Transport anywhere in what can be considered a third world country is quite a challenge to anyone used to online booking of easyJet flights. But… if you’ve arrived with Western wealth then it’s never going to be all that bad either. I mean for sure, your chances of arriving on time are little better than taking a train in the UK, but neither are you going to be sharing your personal space with a chicken and three donkeys in the back of a truck.
Not unless you’re especially keen on travelling on extreme lean budgets – which if you are, you won’t be in Cuba anyway. Travelling on a tight budget in this country is surprisingly tough thanks to the split economy. If you’re staying long enough and have a good command of Spanish you can buy and use Cuban Pesos as opposed to the tourist money – the Cuban Convertible Peso (or CUC for short) – but you’ll find that unless you can prove you’re Cuban you won’t necessarily get the low prices that locals might enjoy. You’ll also not be allowed in many trucks, taxis and buses where carrying foreigners is illegal.
It makes sense – if rich tourists are going to turn up, you want them to help your economy along. If they go round spending thruppence-ha’penny a day they’re doing bugger all to help. And you don’t want poor tourists anyway – they smell bad, make the place look untidy, and bang on about getting to be one with the locals. Which usually involves trying to find out what drugs they’ll sell them, and then taking them. Fair enough, really – but Castro needs money coming into his country more than anything else. So you’re going to end up spending the equivalent of about 1USD for every ten kilometres travelled – several times what you’ll spend in Peru for example.
For tourists, the best buses are provided by Viazul. They run a range of routes:
Habana – Santiago de Cuba
Trinidad – Santiago de Cuba
Habana – Viñales
Habana – Holguín
Habana – Trinidad
Habana – Varadero
Santiago de Cuba – Baracoa
Varadero – Trinidad
Varadero – Santiago de Cuba
There are plenty of intermediate stops too – check out their website for more information, prices and times.
Viazul’s coaches tend to leave on time, are reasonably clean (but on a bad day the toilet might smell worse than Swampy) and generally comfortable. Take warm clothes though because given air conditioning Cubans will run it at maximum.
The information we had was not to bother.
So we didn’t. Which means I can’t really do any more than pass that information on. Apparently they’ve improved a bit, with some new rolling stock from France, but it’s still an unreliable and slow way to travel.
Again, we didn’t use any, but there are planes connecting some of the major centres, and prices don’t seem to be too bad.
Cars and Taxis
Car hire isn’t cheap, but if you want to get to some out of the way places it can be a great way to travel as the roads are largely empty. You can also pick up plenty of hitch-hikers. The smell might be bad when you discover they’re carrying an enormous fish they just caught.
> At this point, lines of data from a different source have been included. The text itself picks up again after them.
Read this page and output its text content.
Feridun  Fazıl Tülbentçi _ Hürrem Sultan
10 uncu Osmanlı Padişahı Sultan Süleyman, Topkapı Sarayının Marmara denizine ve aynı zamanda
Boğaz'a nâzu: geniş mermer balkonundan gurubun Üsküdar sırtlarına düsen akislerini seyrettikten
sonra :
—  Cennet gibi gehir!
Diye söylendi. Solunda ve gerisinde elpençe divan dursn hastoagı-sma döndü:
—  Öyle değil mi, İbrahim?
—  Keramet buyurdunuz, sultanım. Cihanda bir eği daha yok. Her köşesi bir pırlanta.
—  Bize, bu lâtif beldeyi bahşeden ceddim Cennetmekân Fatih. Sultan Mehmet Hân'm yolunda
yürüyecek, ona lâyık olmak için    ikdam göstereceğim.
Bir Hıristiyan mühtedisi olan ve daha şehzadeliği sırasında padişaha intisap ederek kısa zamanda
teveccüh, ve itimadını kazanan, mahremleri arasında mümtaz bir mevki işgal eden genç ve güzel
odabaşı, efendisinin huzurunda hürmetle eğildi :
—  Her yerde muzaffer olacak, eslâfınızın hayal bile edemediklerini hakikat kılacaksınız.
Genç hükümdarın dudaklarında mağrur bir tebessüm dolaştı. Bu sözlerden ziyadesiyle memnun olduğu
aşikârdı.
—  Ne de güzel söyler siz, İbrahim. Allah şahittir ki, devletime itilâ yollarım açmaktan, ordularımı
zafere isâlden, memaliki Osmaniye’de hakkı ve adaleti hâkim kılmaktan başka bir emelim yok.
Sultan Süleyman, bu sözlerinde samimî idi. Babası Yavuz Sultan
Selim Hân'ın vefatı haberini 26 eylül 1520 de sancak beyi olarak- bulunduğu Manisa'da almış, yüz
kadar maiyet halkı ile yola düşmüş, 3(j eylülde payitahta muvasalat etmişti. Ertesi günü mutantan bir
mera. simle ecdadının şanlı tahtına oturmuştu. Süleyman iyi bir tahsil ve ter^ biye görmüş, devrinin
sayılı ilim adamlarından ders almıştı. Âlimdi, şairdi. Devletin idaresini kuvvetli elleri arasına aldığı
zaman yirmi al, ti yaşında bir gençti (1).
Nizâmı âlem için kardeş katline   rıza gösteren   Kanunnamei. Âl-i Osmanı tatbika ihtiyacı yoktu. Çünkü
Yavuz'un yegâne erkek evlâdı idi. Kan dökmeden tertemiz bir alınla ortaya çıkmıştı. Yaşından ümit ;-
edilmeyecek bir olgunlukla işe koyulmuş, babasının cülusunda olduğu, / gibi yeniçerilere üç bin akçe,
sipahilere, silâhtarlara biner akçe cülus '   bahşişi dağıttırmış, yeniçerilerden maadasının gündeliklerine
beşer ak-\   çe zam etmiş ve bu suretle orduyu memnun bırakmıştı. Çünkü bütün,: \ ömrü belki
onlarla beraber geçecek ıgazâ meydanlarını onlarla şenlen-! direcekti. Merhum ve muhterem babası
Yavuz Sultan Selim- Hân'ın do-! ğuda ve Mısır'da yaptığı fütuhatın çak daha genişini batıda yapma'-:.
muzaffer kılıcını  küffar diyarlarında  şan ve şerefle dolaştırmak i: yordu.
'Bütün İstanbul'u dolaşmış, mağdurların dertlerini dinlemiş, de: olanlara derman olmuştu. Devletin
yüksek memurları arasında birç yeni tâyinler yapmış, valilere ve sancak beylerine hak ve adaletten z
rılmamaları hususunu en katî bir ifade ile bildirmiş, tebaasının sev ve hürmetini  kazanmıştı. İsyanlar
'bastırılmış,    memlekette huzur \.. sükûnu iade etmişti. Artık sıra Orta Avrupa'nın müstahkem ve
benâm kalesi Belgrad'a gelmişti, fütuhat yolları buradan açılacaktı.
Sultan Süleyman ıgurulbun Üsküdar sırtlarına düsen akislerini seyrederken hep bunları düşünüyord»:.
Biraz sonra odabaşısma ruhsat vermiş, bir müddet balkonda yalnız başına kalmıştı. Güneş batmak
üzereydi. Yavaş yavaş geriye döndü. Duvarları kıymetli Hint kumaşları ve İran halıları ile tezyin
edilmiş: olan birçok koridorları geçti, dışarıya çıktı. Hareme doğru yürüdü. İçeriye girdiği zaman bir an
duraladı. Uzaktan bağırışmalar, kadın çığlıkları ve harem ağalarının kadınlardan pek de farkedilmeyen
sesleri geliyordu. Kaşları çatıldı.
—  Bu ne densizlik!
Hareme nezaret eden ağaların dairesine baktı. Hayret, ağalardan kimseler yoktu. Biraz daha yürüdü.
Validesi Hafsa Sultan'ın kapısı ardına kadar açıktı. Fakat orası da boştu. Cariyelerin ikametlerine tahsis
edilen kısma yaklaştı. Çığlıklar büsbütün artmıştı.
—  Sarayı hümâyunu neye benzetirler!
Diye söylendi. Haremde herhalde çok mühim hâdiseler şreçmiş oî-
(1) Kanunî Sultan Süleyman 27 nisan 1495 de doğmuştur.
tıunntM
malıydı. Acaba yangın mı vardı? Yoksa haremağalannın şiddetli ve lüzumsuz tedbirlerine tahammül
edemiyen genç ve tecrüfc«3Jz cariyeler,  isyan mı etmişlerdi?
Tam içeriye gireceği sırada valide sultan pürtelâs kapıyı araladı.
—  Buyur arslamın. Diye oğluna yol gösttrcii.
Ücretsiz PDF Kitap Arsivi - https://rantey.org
But otherwise it can be an interesting way to meet locals. Obviously, the usual caveats apply – if a guy is standing there foaming at the mouth, holding a large machete, and dressed in bloody rags then it might be best to drive on.
It’s not all perfect though – some roads simply disappear into dirt-tracks with no notice, there are bridges that they clearly lost enthusiasm for part-way through (blame the fall of communist Russia for that one), and pot holes that will swallow your car whole.
And if you drive at night you’ll be able to play chicken with unlit cars, horses, and, erm, chickens.
Taxis should be relatively affordable, and most are metered. If they’re not, they probably aren’t allowed to take foreigners on board and will be taking a risk carrying you – especially in more heavily policed areas and they may ask for payment in advance of any risky places, or will drop you off before checkpoints at which point you’ll have to walk past and possibly find someone else to carry you. Almost anyone will act as a taxi in Cuba, so be careful, and check prices in advance of getting in. Most drivers are chatty and interested in you, and some of the classic cars in use are beautiful – though they won’t sound it as they often run on old Japanese diesel engines rather than big tasty V8s.
I mean… just don’t. If you could afford to fly to Cuba you can afford not to take chances with your life and health. Having said that, it’s about the only way to get to some places if you can’t afford a hire-car or taxi and don’t feel like hitching.
Queues are managed by men in yellow outfits, known as ‘Amarillos’. They will make sure you go to the right place, but may not allow foreigners on board. A tip may work wonders….
You’ll need Pesos, not CUCs, and a strong backside.
Overall, Cuban public transport is limited and can be quite pricey for tourists, but stick to the main routes and you’ll be fine on relatively good metalled roads. Only if you visit more remote locations will you find the need to get inventive.